Asimismo, en las caracterizaciones de los personajes, parecería que siempre se nos está ocultando algo que es muy evidente, como si existieran vacíos o huecos por donde se entreteje la novela. Y cada lector notará que hay como un velo que los cubre y descubre continuamente. Nunca se nos dice quiénes son en verdad, pero lo inferimos por sus acciones, por el lugar que ocupan en tanto si pueden mandar o no a otros, si tienen lugar donde quedarse o no, lo cual es curioso y hasta contrario a la diafanidad de la escritura de Yuri a la que me referí al inicio; no obstante, más que contraria, es meritoria por su oblicuidad: su no decir de manera directa impide que se agote el texto: regresando a la frase de Wilde: “Definir es limitar”. Y si recordamos el episodio donde Makina reflexiona sobre las bodas entre hombres con hombres o mujeres con mujeres, veremos que hay un sentimiento de orgullo en ser ex-céntrico, pero, también, uno de traición al ver que hay quienes participan de aquello contra lo que han ido a contracorriente, y que terminan por dejar de serlo.
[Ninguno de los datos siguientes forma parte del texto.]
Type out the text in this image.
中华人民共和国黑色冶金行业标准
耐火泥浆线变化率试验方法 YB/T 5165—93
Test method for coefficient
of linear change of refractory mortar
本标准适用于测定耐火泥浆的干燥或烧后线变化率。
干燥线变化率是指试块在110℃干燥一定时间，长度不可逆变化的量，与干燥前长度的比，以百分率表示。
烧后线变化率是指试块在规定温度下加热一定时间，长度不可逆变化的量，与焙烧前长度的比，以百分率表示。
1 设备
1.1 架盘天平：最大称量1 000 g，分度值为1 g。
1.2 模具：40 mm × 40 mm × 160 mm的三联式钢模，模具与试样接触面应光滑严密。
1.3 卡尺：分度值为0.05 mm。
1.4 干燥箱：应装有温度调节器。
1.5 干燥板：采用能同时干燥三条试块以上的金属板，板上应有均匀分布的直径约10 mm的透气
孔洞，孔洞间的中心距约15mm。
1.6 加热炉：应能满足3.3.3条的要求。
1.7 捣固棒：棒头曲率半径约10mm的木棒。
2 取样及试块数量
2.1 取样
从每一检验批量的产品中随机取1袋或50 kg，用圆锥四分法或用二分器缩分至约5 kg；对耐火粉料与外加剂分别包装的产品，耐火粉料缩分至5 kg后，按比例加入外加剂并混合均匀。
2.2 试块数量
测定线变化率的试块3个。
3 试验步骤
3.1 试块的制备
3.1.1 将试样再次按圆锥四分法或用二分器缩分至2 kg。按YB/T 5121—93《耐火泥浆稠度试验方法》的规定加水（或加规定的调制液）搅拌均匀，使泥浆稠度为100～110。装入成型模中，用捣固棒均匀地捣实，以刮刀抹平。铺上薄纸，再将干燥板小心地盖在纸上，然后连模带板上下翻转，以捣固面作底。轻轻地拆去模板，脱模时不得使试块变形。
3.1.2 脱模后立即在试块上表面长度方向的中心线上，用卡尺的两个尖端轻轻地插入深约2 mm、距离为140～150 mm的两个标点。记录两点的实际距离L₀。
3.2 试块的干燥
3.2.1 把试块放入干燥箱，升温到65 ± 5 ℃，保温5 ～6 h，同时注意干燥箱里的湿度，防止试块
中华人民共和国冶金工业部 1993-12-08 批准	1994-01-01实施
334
Por lo que ésta es una novela que hay que leerla desde esos vacíos (por darles un nombre), desde ambas vías de comunicación (claridad y velamiento), porque en ellas está la clave de lectura de cada lector, y en la medida en que pueda avanzar desde sí mismo, avanzará hacia y con los demás.

 Alonzo Caudillo
Facultad de Filosofía y Letras, UNAM

[1] Cristina Rivera Garza, Los muertos indóciles. Necroescrituras y desapropiación, México, Tusquets, 2013., p. 153.

[2] Gilles Deleuze y Félix Guattari, Rizoma, México, Fontamara, 2009., p. 32.